Nicky Morgan always had a hard act to follow. Gove had spent years completely immersed in his brief, he is startlingly brainy and what’s more he has a host of good friends in the media (not least at The Times and the Daily Mail). Both personally and in terms of policies (particularly Free Schools) he is a popular figure within the party. For anyone to take over from him as Education Secretary would be a tough gig.
It’s fair to say that Downing Street’s chosen spin on the reshuffle – which can be briefly summarised as “Look how many women we are appointing” – didn’t help. If I were Morgan, I’d have been justifiably peeved that gender rather than talent was the narrative someone chose to tell about the reshuffle.
That was compounded by the follow-up stories, apparently coming from the centre, that emerged as soon as the initial reshuffle headlines were out of the way. Someone let it be known that Gove was moved a) because of his unpopularity with certain groups of voters, such as teachers and b) because the Prime Minister wanted someone to soften the edges, conciliate and win back those groups – something they felt Gove couldn’t do. In short, the new Education Secretary had her job description set out in public.
Having begun by pulling her in that direction, Downing Street has since persisted in pulling her another way, too. The leadership’s hunger for announcements and commentary demands not only new statements of radicalism but also that the Prime Minister be allowed to deliver them.
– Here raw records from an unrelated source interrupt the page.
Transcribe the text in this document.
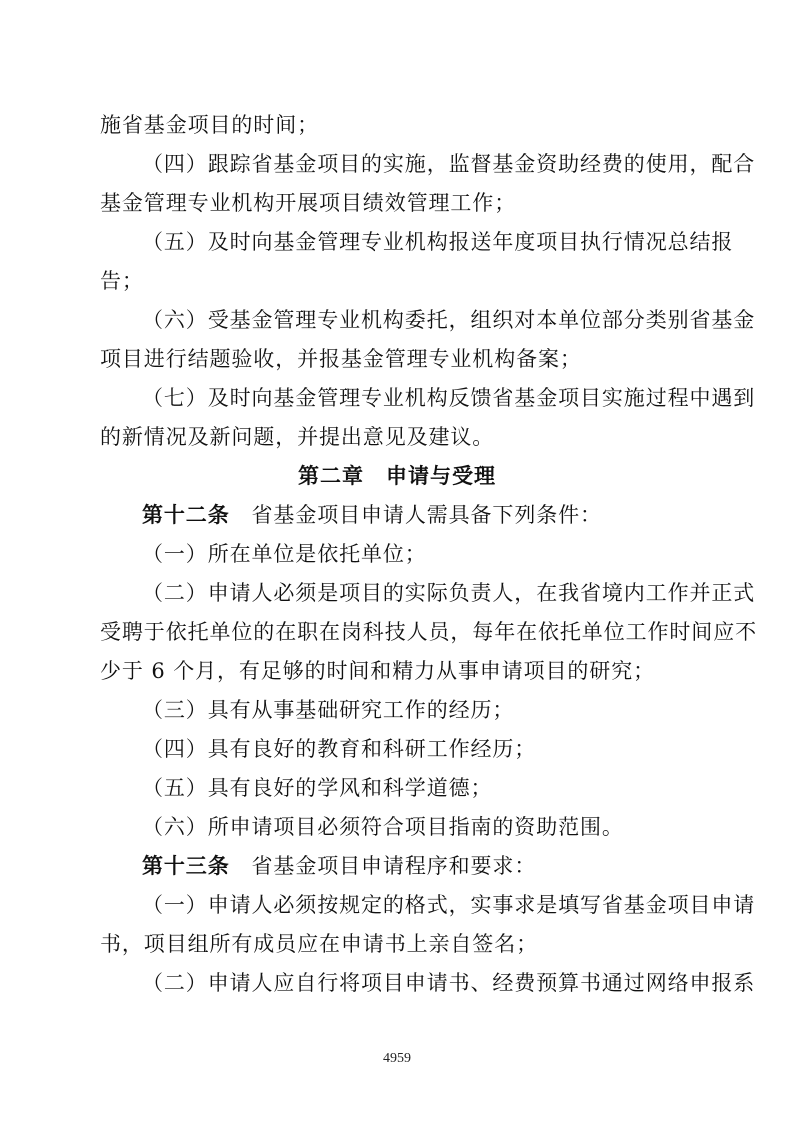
施省基金项目的时间；
（四）跟踪省基金项目的实施，监督基金资助经费的使用，配合
基金管理专业机构开展项目绩效管理工作；
（五）及时向基金管理专业机构报送年度项目执行情况总结报
告；
（六）受基金管理专业机构委托，组织对本单位部分类别省基金
项目进行结题验收，并报基金管理专业机构备案；
（七）及时向基金管理专业机构反馈省基金项目实施过程中遇到
的新情况及新问题，并提出意见及建议。
第二章　申请与受理
第十二条　 省基金项目申请人需具备下列条件：
（一）所在单位是依托单位；
（二）申请人必须是项目的实际负责人，在我省境内工作并正式
受聘于依托单位的在职在岗科技人员，每年在依托单位工作时间应不
少于 6 个月，有足够的时间和精力从事申请项目的研究；
（三）具有从事基础研究工作的经历；
（四）具有良好的教育和科研工作经历；
（五）具有良好的学风和科学道德；
（六）所申请项目必须符合项目指南的资助范围。
第十三条　 省基金项目申请程序和要求：
（一）申请人必须按规定的格式，实事求是填写省基金项目申请
书，项目组所有成员应在申请书上亲自签名；
（二）申请人应自行将项目申请书、经费预算书通过网络申报系
4959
That’s one of the reasons for the decision today for Cameron to announce an “all-out war on mediocrity”. This poses a few questions: 1) How does the language of “all-out war” fit with the public briefing that they want to soften the perception of Tory education policy? 2) Gove was moved because teachers dislike criticism of failing schools or teachers – does a “war on mediocrity” not necessarily involve identifying them and rooting them out? (The unions are already portraying it as “declaring war on schools”) 3) To what extent is the Education Secretary to be allowed to get on with her job herself?
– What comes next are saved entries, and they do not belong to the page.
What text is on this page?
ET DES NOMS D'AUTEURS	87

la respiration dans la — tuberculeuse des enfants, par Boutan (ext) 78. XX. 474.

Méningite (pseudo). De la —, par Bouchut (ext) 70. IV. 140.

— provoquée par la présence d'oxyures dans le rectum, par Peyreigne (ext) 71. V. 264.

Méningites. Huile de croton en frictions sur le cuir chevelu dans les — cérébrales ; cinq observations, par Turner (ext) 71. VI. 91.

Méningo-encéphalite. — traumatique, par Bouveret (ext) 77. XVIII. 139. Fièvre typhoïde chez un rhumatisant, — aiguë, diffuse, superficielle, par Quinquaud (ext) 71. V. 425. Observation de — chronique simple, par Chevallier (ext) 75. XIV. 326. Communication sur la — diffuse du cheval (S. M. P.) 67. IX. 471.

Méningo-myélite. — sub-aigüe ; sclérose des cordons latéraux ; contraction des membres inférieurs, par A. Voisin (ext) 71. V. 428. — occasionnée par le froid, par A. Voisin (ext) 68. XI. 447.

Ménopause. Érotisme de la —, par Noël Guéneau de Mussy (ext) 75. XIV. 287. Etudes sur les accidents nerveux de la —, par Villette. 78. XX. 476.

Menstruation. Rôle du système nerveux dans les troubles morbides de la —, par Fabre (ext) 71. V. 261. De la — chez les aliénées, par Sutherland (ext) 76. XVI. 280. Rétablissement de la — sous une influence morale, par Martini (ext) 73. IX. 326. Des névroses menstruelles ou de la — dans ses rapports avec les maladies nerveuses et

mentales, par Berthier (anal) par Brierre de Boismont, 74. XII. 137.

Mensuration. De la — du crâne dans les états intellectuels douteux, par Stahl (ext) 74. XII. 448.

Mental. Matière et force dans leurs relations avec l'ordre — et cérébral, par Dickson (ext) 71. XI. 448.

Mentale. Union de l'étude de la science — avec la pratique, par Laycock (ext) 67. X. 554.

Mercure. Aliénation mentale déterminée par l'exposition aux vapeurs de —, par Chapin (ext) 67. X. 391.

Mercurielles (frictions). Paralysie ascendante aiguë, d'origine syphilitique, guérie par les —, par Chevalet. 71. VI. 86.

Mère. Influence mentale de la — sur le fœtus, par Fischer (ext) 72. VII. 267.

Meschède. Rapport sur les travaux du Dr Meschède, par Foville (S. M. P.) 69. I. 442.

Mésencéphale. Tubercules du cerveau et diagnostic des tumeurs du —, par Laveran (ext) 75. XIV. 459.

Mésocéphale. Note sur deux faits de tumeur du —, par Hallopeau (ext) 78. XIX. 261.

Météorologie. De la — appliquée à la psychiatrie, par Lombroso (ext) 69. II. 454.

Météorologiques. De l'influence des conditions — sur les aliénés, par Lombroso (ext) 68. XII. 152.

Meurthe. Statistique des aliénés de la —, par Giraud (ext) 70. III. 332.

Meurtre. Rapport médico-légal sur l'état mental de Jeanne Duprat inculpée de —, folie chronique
The details of the Prime Minister’s policy announcement also raise various questions about its legality and practicality.
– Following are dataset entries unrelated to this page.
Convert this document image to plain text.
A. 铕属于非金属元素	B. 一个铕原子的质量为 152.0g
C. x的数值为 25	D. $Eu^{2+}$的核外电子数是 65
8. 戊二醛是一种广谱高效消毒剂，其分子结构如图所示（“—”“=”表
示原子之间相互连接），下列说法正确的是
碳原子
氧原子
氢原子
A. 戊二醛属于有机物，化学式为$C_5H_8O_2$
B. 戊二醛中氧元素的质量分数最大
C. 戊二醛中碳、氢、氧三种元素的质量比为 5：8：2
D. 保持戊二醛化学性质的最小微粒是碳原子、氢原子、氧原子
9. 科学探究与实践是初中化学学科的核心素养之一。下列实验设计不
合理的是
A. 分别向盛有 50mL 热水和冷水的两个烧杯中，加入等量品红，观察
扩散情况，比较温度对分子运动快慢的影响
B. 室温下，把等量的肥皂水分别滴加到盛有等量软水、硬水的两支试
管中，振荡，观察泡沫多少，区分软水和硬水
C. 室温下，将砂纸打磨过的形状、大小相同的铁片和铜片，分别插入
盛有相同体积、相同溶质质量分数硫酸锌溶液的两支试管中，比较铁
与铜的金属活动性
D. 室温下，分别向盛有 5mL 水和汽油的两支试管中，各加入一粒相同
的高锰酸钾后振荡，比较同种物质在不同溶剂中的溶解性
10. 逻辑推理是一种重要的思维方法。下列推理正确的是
Worse, an anonymous source in Number 10 has leaked a claim that Gove is “back-seat driving” the Department for Education. The story was portrayed as an attempt to rebuff him for doing so, but if it’s was actually a concern then it should have been dealt with privately. Making the claim public not only embarrasses Morgan, but it forced her to spend time on TV yesterday denying it, rather than being allowed to make her positive case for her plans regarding education policy.
Despite having this thicket to negotiate, Morgan has largely stuck the course on the policy process that Gove began. Early fears that the mission of softening the presentation would involve abandoning the policy haven’t come true. She deserves credit for that.
That said, all the factors above mean that one of Gove’s less-discussed structural changes is at risk. Under Labour, there was no Department for Education – there was Ed Balls’ blobbish Department for Children, Schools and Families. The Coalition rightly cut it back to perform the core job of overseeing education, rather than spreading its tentacles into all sorts of social engineering. It’s in the nature of bureaucracy that it constantly seeks to expand, and there are undoubtedly efforts by some in the DfE to rebuild the empire that they once had. As we’ve noted before, there is still no department dealing with family policy, meaning there’s a vacuum that these activist civil servants can seek to occupy.
Departments are huge, and the teams of ministers and SpAds running them are small. It takes operational independence, clear authority vested in a tight team and a huge amount of nimble work to keep things on track and in check. If Downing Street undermines the Education Secretary’s authority, muddies the message about her mission and also dips in to announce various things itself, then her task of controlling the DfE becomes more difficult.
Finally, there’s another concern on Nicky Morgan’s list: she also needs to commit time to preserve her 3,744 majority in Loughborough. With a tough ministerial gig from the outset, a sometimes rebellious department, intervention from above and an election to fight, it’s remarkable she’s doing as well as she is.